Dadan mengatakan, kajian Walhi Jawa Barat lainnya menunjukkan banyak kekurangan yang ada dalam dokumen AMDAL proyek. Di antaranya Walhi menemukan beberapa data tidak konsisten bahkan tidak valid, tidak ada kepastian lokasi akhir jalur trase,” katanya.

“Contohnya, warga Desa Tegalluar Kabupaten Bandung mengeluh tidak mengetahui daerahnya akan menjadi stasiun akhir.

Selain itu, data panjang lintasan jalur trase yang berubah-ubah. Belum lagi kebutuhan energi listrik untuk menggerakan kereta cepat sangat besar.

Walhi memperkirakan, kereta cepat membutuhkan listrik sebesar 9 MW – 10MW.

Penggunaan listrik sangat besar ini akan memicu peningkatan emisi karbon yang mencemari udara.
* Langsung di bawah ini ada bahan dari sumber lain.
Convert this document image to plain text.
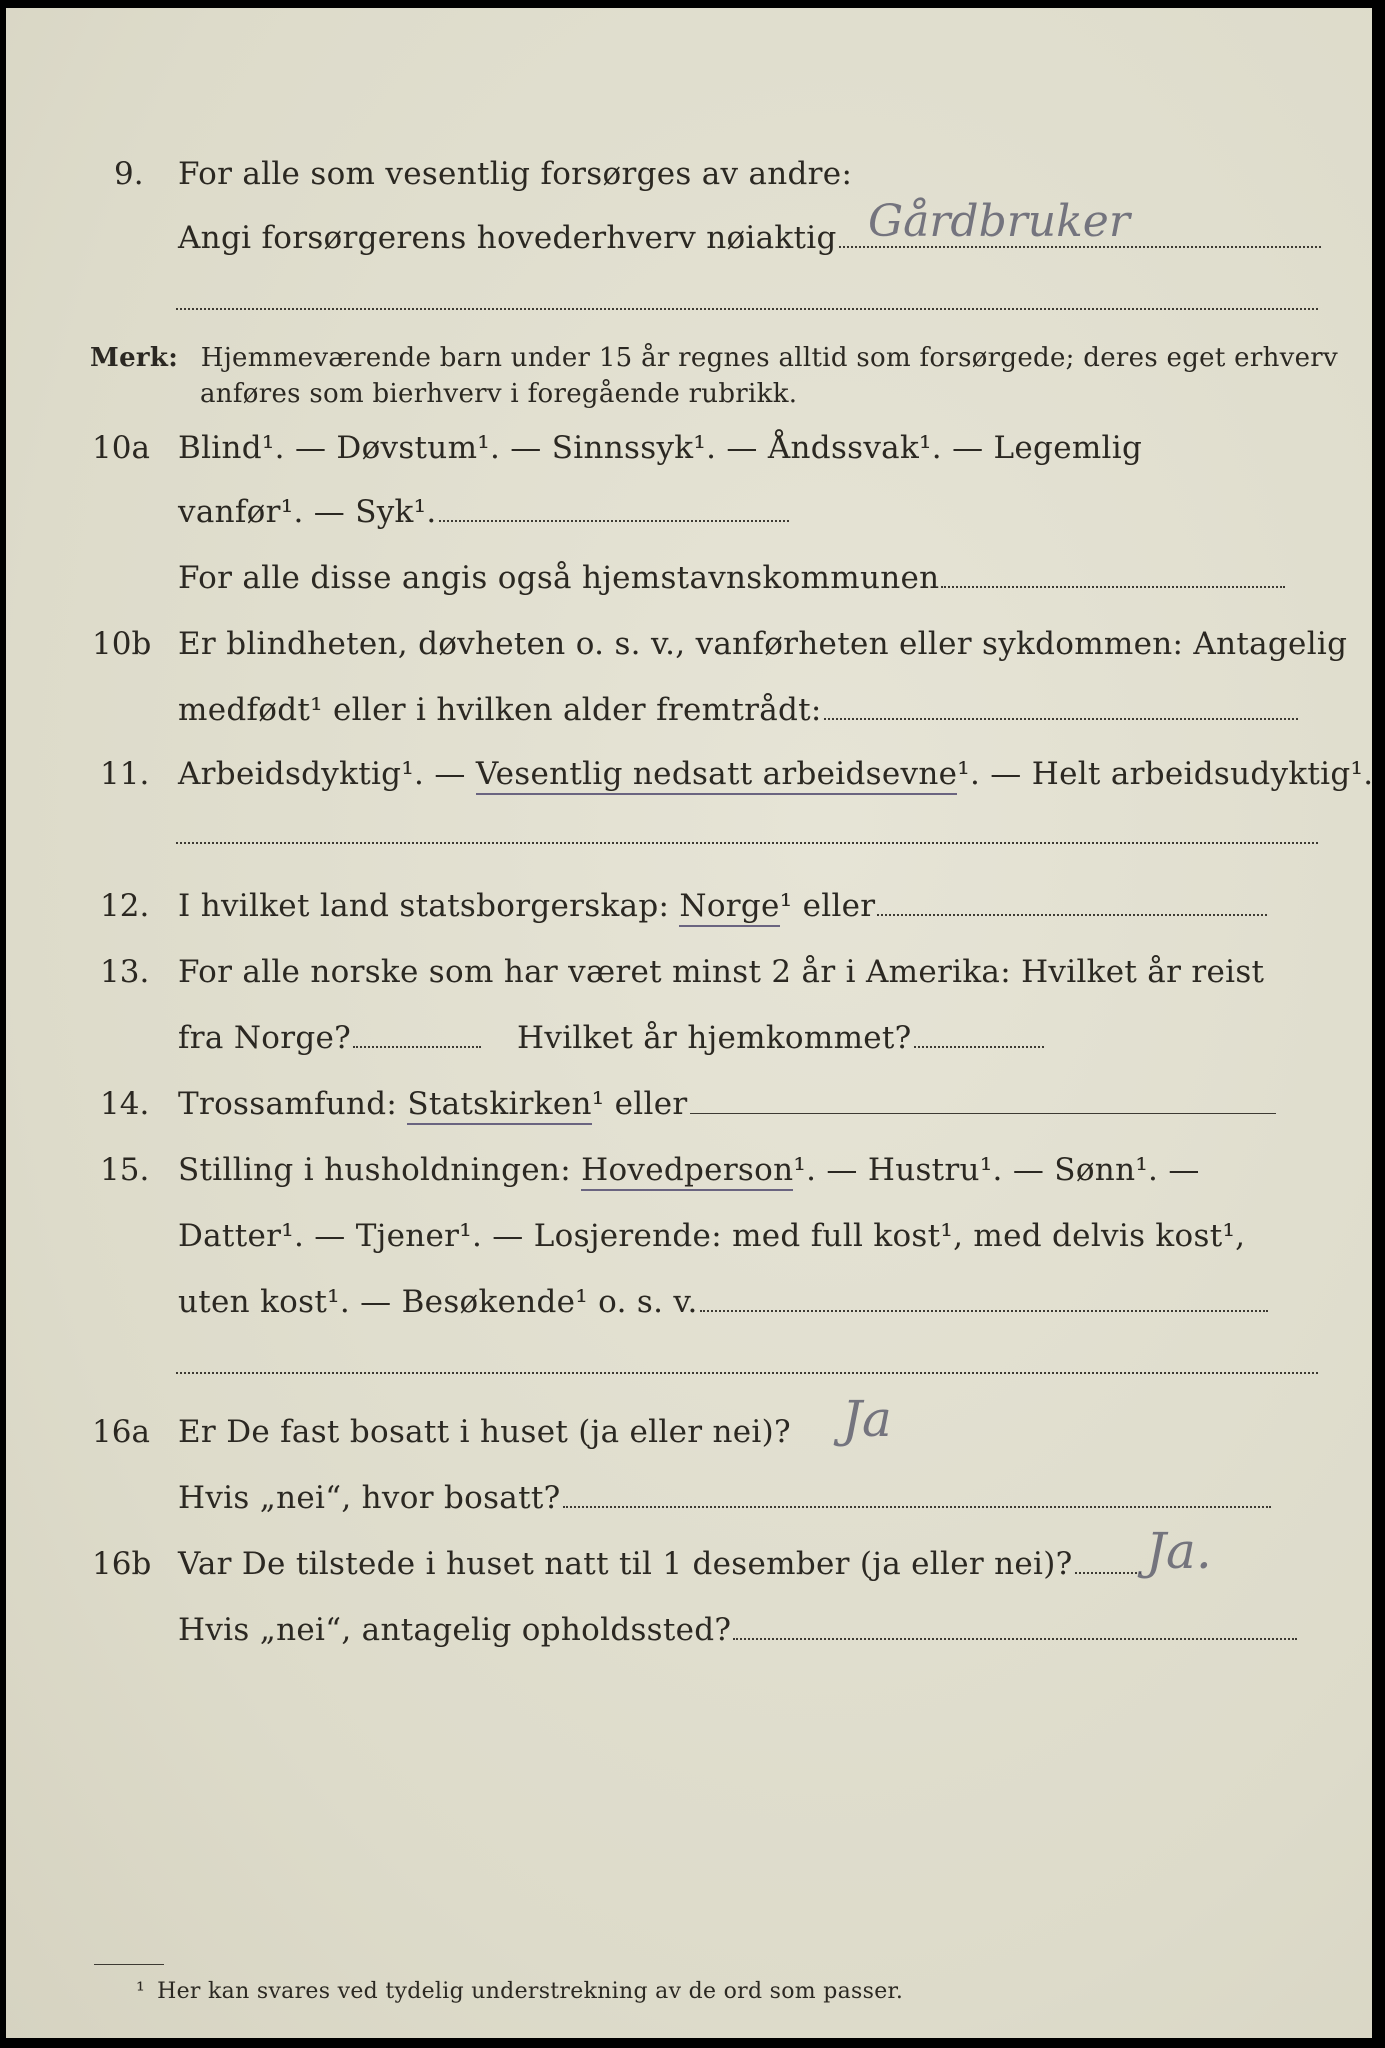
9. For alle som vesentlig forsørges av andre:
Angi forsørgerens hovederhverv nøiaktig Gårdbruker
Merk: Hjemmeværende barn under 15 år regnes alltid som forsørgede; deres eget erhverv
anføres som bierhverv i foregående rubrikk.
10a Blind¹. — Døvstum¹. — Sinnssyk¹. — Åndssvak¹. — Legemlig
vanfør¹. — Syk¹.
For alle disse angis også hjemstavnskommunen
10b Er blindheten, døvheten o. s. v., vanførheten eller sykdommen: Antagelig
medfødt¹ eller i hvilken alder fremtrådt:
11. Arbeidsdyktig¹. — Vesentlig nedsatt arbeidsevne¹. — Helt arbeidsudyktig¹.
12. I hvilket land statsborgerskap: Norge¹ eller
13. For alle norske som har været minst 2 år i Amerika: Hvilket år reist
fra Norge?	Hvilket år hjemkommet?
14. Trossamfund: Statskirken¹ eller
15. Stilling i husholdningen: Hovedperson¹. — Hustru¹. — Sønn¹. —
Datter¹. — Tjener¹. — Losjerende: med full kost¹, med delvis kost¹,
uten kost¹. — Besøkende¹ o. s. v.
16a Er De fast bosatt i huset (ja eller nei)? Ja
Hvis „nei“, hvor bosatt?
16b Var De tilstede i huset natt til 1 desember (ja eller nei)?	Ja.
Hvis „nei“, antagelig opholdssted?
¹ Her kan svares ved tydelig understrekning av de ord som passer.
Karena sumber energi listrik di Indonesia masih dipasok dari energi fosil seperti batubara.

Walhi juga menemukan dokumen AMDAL tersebut tidak mencantumkan kesesuaian dengan RTRW Kabupaten dan Kota yang terkena proyek. Izin-izin yang belum terlampir pada dokumen AMDAL di antaranya Izin Lokasi, Izin Pemanfatan Sungai, serta kesepakatan kesanggupan pengadaan listrik oleh PLN.

Berdasarkan termuan tersebut, kata Dadan, pemerintah pusat dinilai angkuh dan sengaja mengesampingkan pengelolaan dan perlindungan lingkungan hidup.

“Pemerintah abai terhadap penegakkan hukum lingkungan hidup,” tandasnya.

Pemerintah pusat juga dinilai tidak konsisten terhadap RPJMN yang telah dirancangnya sendiri. Sebab, proyek kereta cepat dianggap menyimpang dari yang direncanakan dalam Rencana Pembangunan Jangka Menengah Nasional (RPJMN) 2015 – 2019.